Como resultado, os adolescentes relataram sentir-se menos deprimidos, irritados, tensos e cansados na escola. (Pesquisa realizada pela Multiple Positive Outcomes of a Later School Starting Time for Adolescents).
Memória, sono e aprendizagem dos adolescentes
“Na adolescência, passamos por um atraso no relógio biológico de sono e vigília – nosso corpo quer ficar acordado até mais tarde e acordar mais tarde. A liberação de melatonina, o hormônio que induz o sono (cuja liberação é sincronizada com a diminuição da luz solar) é atrasada. O que é um problema para os adolescentes e a escola.” comenta Kátia Chedid.

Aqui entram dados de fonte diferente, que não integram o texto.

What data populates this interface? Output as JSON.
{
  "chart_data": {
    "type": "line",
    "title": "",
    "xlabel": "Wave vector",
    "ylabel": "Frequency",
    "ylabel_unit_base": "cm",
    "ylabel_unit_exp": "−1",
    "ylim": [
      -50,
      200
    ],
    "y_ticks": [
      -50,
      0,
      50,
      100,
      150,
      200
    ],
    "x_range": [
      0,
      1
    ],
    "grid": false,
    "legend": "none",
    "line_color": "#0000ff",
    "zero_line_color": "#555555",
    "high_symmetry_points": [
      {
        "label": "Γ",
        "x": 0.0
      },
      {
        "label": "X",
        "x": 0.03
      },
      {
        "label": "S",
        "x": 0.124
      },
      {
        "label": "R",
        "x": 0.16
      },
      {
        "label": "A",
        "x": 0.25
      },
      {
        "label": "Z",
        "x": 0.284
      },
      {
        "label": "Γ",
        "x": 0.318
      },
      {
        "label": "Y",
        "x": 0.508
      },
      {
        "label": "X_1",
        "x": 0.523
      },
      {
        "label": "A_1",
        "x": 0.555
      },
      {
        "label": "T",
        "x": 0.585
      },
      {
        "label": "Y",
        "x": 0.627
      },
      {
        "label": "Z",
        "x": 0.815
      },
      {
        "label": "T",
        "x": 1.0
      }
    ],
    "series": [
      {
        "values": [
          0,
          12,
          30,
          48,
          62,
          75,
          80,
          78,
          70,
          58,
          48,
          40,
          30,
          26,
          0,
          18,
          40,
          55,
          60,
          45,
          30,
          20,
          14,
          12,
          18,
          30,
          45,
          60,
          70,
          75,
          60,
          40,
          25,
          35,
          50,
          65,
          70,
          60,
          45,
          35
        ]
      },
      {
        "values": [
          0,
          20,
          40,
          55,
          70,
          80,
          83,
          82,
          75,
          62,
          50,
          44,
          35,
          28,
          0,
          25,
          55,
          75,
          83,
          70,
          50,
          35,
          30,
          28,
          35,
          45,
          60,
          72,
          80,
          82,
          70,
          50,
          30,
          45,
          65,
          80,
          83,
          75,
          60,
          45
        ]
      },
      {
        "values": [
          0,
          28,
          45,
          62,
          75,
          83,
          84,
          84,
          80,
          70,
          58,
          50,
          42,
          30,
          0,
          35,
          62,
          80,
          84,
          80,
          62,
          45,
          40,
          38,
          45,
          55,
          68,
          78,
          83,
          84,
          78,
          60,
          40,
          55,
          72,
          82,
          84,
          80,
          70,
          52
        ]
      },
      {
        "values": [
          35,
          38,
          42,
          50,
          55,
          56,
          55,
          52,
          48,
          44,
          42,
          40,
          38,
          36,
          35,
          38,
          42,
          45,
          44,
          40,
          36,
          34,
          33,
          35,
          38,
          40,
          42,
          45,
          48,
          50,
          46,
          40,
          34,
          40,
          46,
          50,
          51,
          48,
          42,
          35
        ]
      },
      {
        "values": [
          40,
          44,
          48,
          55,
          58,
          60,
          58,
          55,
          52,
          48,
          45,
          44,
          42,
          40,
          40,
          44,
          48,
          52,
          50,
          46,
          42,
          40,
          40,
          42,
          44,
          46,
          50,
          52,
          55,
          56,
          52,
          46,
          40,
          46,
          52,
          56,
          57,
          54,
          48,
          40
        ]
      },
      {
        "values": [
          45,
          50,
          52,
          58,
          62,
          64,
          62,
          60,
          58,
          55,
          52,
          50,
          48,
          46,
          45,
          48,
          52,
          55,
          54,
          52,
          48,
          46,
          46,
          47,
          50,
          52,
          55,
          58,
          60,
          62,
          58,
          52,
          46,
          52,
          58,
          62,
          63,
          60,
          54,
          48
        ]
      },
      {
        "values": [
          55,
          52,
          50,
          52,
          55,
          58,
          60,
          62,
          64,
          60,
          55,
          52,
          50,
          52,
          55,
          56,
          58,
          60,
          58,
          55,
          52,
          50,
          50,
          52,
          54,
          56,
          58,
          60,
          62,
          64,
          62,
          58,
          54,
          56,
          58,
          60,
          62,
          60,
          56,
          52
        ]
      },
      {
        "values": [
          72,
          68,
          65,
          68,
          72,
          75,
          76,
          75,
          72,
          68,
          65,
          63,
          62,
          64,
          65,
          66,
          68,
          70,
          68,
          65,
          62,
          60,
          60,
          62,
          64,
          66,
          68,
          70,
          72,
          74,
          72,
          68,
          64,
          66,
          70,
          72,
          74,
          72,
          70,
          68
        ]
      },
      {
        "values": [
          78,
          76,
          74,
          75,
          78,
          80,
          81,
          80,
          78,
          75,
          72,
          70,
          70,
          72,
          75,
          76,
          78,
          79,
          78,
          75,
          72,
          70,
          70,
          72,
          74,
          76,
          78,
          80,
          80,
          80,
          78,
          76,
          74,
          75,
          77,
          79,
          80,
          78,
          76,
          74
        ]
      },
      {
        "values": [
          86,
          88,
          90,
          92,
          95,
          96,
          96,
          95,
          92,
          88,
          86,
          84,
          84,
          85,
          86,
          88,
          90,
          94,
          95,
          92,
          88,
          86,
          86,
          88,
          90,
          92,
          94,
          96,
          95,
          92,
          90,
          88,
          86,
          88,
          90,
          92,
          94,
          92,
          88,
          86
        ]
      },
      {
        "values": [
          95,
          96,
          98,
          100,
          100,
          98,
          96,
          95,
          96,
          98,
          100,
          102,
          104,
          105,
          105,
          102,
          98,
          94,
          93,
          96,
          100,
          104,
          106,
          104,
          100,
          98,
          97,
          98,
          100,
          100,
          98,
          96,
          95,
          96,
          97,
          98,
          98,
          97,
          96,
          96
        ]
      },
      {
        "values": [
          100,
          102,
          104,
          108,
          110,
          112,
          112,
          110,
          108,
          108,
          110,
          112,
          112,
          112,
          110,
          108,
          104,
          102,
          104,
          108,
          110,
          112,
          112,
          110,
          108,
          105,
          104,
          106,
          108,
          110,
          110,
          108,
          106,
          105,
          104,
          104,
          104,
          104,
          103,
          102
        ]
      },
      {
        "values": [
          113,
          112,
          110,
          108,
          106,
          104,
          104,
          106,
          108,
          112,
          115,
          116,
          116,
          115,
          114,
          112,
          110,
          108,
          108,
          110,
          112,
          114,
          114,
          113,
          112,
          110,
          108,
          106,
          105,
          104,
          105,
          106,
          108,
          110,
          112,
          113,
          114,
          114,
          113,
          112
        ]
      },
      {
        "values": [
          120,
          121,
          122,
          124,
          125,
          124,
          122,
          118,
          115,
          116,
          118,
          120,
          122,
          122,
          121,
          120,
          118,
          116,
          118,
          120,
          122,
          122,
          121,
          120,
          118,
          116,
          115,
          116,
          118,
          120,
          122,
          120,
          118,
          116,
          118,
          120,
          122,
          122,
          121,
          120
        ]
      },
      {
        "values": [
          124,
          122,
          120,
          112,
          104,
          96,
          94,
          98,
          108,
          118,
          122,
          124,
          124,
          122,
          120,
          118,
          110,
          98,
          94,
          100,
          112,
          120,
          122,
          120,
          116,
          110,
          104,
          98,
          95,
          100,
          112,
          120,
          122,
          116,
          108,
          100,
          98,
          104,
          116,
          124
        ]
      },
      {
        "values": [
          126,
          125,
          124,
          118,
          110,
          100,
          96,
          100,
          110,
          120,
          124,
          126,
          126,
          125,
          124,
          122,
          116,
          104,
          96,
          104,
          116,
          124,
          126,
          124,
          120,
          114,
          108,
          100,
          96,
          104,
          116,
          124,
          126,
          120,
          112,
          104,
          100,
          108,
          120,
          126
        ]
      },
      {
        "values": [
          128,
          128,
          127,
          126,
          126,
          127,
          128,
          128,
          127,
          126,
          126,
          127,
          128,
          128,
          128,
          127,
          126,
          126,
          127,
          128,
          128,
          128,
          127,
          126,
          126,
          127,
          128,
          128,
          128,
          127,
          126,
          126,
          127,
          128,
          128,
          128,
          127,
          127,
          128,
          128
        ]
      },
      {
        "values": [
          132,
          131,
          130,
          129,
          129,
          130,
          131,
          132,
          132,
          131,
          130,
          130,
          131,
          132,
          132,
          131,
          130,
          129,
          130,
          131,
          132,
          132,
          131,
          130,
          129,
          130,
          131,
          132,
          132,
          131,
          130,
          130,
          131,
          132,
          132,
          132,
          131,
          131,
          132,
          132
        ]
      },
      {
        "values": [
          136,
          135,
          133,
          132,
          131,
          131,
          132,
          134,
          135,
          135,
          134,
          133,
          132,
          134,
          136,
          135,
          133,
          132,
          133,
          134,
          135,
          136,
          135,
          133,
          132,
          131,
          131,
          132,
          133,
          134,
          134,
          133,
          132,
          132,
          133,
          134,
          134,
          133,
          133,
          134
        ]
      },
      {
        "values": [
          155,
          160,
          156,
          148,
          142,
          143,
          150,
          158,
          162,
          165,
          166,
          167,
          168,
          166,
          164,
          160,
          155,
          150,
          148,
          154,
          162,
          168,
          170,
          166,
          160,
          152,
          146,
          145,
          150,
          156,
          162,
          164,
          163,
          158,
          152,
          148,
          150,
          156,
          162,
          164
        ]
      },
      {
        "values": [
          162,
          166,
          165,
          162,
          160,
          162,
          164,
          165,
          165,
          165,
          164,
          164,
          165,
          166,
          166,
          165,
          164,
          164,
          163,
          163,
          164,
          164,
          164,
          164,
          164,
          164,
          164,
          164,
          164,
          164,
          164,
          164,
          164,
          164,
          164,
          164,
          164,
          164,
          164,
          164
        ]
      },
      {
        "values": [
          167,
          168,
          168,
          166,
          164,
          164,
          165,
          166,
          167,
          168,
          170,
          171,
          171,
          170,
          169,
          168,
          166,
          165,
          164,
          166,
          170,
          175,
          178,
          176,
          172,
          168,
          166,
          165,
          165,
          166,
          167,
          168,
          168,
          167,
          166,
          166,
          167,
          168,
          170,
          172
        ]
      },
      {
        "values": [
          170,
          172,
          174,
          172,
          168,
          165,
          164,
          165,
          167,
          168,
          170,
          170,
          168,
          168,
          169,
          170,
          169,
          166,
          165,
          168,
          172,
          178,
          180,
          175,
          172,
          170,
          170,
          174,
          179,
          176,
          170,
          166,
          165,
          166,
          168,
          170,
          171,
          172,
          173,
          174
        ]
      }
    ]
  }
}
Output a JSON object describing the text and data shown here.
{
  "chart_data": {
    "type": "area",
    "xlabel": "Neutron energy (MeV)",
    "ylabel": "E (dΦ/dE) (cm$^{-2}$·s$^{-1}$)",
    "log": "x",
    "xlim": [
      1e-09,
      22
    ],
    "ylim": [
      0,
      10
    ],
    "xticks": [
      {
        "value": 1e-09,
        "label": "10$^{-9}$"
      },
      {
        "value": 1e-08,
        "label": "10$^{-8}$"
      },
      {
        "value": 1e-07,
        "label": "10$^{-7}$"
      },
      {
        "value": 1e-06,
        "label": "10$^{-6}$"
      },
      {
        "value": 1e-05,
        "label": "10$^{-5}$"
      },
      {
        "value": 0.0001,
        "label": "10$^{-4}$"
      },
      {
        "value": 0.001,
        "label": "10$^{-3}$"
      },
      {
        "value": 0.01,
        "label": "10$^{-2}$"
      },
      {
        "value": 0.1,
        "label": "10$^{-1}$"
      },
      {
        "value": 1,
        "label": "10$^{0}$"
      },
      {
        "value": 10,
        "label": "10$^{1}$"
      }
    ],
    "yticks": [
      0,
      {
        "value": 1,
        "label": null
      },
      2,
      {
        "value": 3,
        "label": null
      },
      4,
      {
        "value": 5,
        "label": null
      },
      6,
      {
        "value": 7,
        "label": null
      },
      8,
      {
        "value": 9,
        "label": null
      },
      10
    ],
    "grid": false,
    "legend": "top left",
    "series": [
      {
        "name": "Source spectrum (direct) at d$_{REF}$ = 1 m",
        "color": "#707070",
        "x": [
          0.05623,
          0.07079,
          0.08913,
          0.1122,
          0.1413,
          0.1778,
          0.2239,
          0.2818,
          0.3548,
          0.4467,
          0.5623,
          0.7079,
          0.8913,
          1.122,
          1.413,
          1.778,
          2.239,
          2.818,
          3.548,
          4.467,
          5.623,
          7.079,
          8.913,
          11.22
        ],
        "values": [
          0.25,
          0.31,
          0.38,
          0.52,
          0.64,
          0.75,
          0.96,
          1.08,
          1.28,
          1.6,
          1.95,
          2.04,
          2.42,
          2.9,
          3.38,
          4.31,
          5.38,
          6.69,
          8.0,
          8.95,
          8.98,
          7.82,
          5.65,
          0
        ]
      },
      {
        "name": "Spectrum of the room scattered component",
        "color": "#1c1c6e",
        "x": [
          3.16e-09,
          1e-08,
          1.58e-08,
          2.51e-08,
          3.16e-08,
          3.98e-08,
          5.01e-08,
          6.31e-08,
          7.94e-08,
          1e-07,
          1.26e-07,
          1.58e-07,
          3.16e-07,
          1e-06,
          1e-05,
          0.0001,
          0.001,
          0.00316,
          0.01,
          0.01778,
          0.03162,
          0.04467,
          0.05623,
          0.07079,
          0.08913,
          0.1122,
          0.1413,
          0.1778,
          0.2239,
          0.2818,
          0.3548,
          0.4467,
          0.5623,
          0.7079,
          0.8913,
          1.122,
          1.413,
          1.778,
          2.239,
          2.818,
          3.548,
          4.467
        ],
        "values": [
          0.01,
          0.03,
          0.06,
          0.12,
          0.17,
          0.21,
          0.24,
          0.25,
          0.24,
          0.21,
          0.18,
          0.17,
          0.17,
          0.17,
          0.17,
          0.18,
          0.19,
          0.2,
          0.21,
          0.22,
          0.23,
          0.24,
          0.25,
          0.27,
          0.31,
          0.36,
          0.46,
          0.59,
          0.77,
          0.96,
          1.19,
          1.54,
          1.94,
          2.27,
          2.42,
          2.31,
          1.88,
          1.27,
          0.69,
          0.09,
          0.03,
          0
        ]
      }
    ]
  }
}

A National Sleep Foundation recomenda que os adolescentes durmam, no mínimo, 8 horas por noite. Segundo a mesma Fundação, adolescentes que dormem menos que isso apresentam uma ou mais dessas características associadas à alteração do sono e vigília:
– Sedentarismo;
– Uso excessivo de computadores, videogames e mídias digitais por mais de 3 horas por dia;
– Fumam maconha ou cigarros, ou consomem álcool;
– Depressão por pressões acadêmicas.
A National Sleep Foundation dá algumas dicas para os adolescentes, que as escolas podem difundir entre seus estudantes ao discutir sono e aprendizagem:
– Vá para a cama na mesma hora todas as noites e levante na mesma hora todas as manhãs;
– Certifique-se de que o seu quarto é silencioso, escuro e possui um ambiente relaxante, que não é muito quente nem muito frio;
– Certifique-se de que sua cama esteja confortável e use-a apenas para dormir e não para outras atividades, como ler, assistir TV ou ouvir música;
– Remova ou desligue todos os televisores, computadores e outros dispositivos do seu quarto;
– Evite grandes refeições algumas horas antes de deitar.
“Portanto, as escolas precisam criar espaços que respeitem o relógio biológico dos estudantes durante todo o seu crescimento: onde os alunos da Educação Infantil possam tirar um soninho e adolescentes sejam acolhidos em suas peculiaridades. Sono e aprendizagem andam lado a lado e, quanto antes a escola compreender isso, antes poderá se adequar para potencializar o desempenho dos estudantes. As contribuições da neurociência podem ajudar com argumentos, mas a discussão está apenas no início!” finaliza a educadora Kátia Chedid.
Mais Sobre Kátia A. Kühn Chedid:
Educadora e especialista em Neurociência aplicada a Educação
Educadora há mais de 35 anos. Pedagoga, psicopedagoga, especialista em gestão escolar, com extensão em Neuropsicologia, participou de grupos de estudo em Neurociência na Faculdade de Educação da PUC-SP, na Escola Politécnica e na Faculdade de Educação da USP. Finalizando a especialização em Neurociência aplicada à Educação pela Faculdade de Ciências Médicas da Santa Casa de São Paulo. Em 2020 recebeu o Prêmio Special Tribute International, Categoria Best Practices in Education, and Health, Brazil-Europe, Projeto Cap Sur Ecole Inclusive d’Europe. O prêmio foi conferido pela European Commission Erasmus+.